Mr Oakes: Yes. We had a board
made up of farmers and other non-execs who were not farmers. We
had advice from Rabobank, advice on the price, plus Smith &
Williamson. The one thing we did not know was whether anybody
else was bidding. It was an open tender process where you had
to make some kind of assumption on what your competitors were
bidding. We believed at one point there were five competitors.

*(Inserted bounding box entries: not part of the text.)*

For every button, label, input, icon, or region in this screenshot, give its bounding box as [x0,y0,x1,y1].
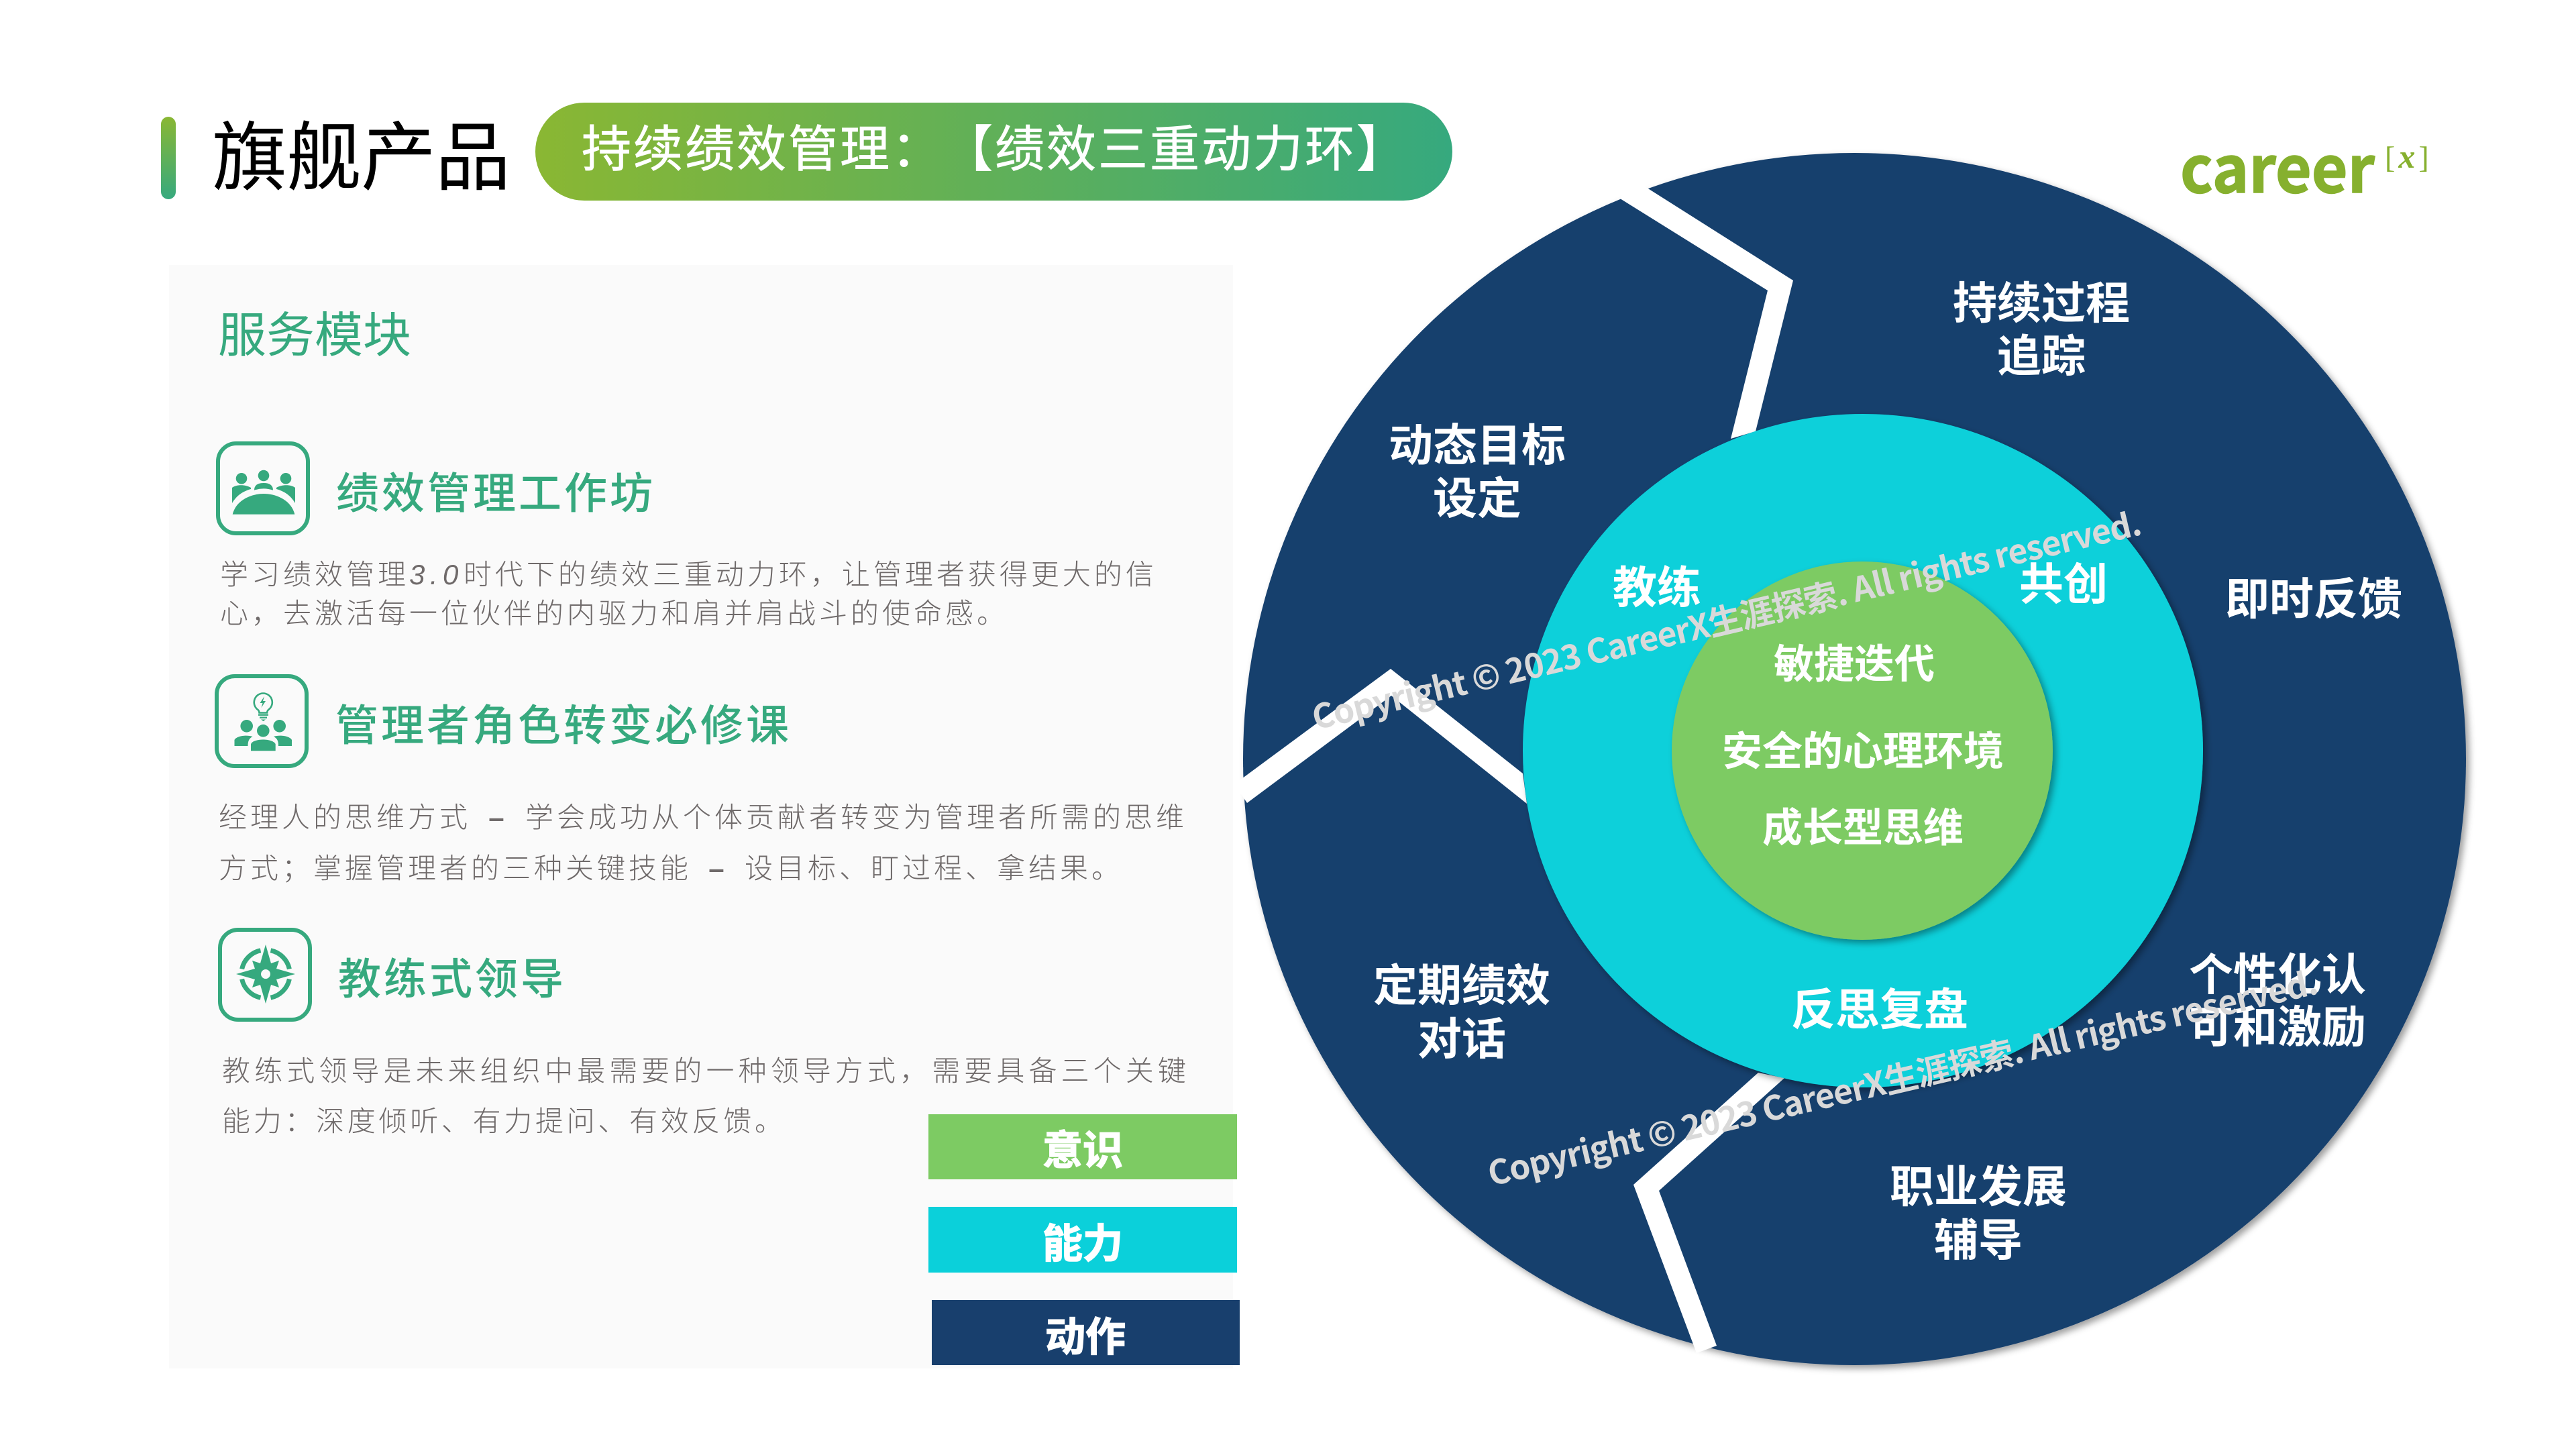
text: coaching description [222,1049,1190,1140]
middle ring: ability [1523,414,2203,1087]
text: manager transition description [219,795,1187,887]
chart: three-ring dynamic cycle [1234,153,2466,1365]
heading: manager transition: 管理者角色转变必修课 [335,692,792,753]
label: personalized recognition: 个性化认 [2189,939,2366,1004]
text: coaching description: 教练式领导是未来组织中最需要的一种领导方式，需要具备三个关键 [222,1049,1190,1089]
legend: awareness: 意识 [1042,1118,1123,1177]
label: psychological safety: 安全的心理环境 [1722,719,2004,777]
legend: awareness [928,1114,1237,1179]
label: regular performance talks [1373,950,1550,1068]
label: regular performance talks: 定期绩效 [1373,950,1550,1014]
logo: career [2180,118,2375,211]
watermark 2: Copyright © 2023 CareerX生涯探索. All rights reserved. [1483,956,2322,1196]
arrow: left segment divider [1234,669,1527,804]
legend: ability [928,1207,1237,1273]
label: career development: 职业发展 [1890,1151,2067,1216]
text: workshop description [220,552,1157,632]
legend: ability: 能力 [1042,1212,1123,1270]
inner circle: awareness [1672,561,2053,940]
icon: team with lightbulb [217,676,307,766]
label: personalized recognition: 可和激励 [2189,991,2366,1056]
heading: workshop: 绩效管理工作坊 [336,460,655,521]
subtitle pill: 持续绩效管理： 【绩效三重动力环】 [582,109,1408,181]
legend: action: 动作 [1045,1305,1126,1363]
label: dynamic goal setting: 设定 [1433,463,1521,527]
label: instant feedback: 即时反馈 [2225,564,2402,628]
label: continuous tracking [1953,268,2130,385]
text: workshop description: 学习绩效管理3.0时代下的绩效三重动力环，让管理者获得更大的信 [220,552,1157,593]
text: workshop description: 心，去激活每一位伙伴的内驱力和肩并肩战斗的使命感。 [220,591,1008,632]
panel heading: 服务模块 [218,296,411,366]
label: coaching: 教练 [1613,552,1701,616]
label: growth mindset: 成长型思维 [1762,796,1964,854]
label: career development: 辅导 [1934,1205,2023,1269]
label: continuous tracking: 持续过程 [1953,268,2130,332]
subtitle pill [535,103,1452,201]
title: 旗舰产品 [212,97,510,206]
label: dynamic goal setting: 动态目标 [1389,410,1566,474]
label: personalized recognition [2189,939,2366,1056]
title accent bar [161,117,176,199]
watermark 1: Copyright © 2023 CareerX生涯探索. All rights reserved. [1307,497,2145,740]
arrow: top segment divider [1620,178,1793,439]
text: manager transition description: 经理人的思维方式 – 学会成功从个体贡献者转变为管理者所需的思维 [219,795,1187,836]
label: co-creation: 共创 [2019,549,2108,613]
label: agile iteration: 敏捷迭代 [1774,632,1935,690]
legend: action [932,1300,1240,1365]
text: manager transition description: 方式；掌握管理者的三种关键技能 – 设目标、盯过程、拿结果。 [219,846,1123,887]
logo: [x] [2385,138,2429,175]
label: continuous tracking: 追踪 [1997,321,2086,385]
arrow: bottom segment divider [1633,1073,1784,1353]
label: dynamic goal setting [1389,410,1566,527]
icon: compass [220,930,310,1020]
outer ring: action [1243,153,2466,1365]
icon: team at table [218,443,308,533]
label: career development [1890,1151,2067,1269]
heading: coaching leadership: 教练式领导 [338,945,566,1007]
panel: service modules [169,265,1233,1368]
text: coaching description: 能力：深度倾听、有力提问、有效反馈。 [222,1099,786,1140]
label: regular performance talks: 对话 [1417,1004,1506,1068]
label: reflection: 反思复盘 [1791,974,1968,1038]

That got down to what we believed were two other serious competitors,
both PLCs, and the advice that we were given was that the price
we bid at the end of the day was what it would take to look to
acquire those factories. We also believed that it was not actually
the highest bid. Only the o-op knows that. Perhaps they will tell
you. They will not tell us, I am sure, but if some of the PLCs
had bought it there would have been far more redundancies on day
one. We put into our bid some kind of value. We wanted to run
those factories and we believed that that was worth something
to the Co-operative Society. Rightly or wrongly, that was the
view that we took. We took a lot of advice. There were warranties
and guarantees that what we said we bought was what it was. Unfortunately,
some of it was not and I am sure we will get on to that but when
we bid for that it was not a figure we plucked out of the air.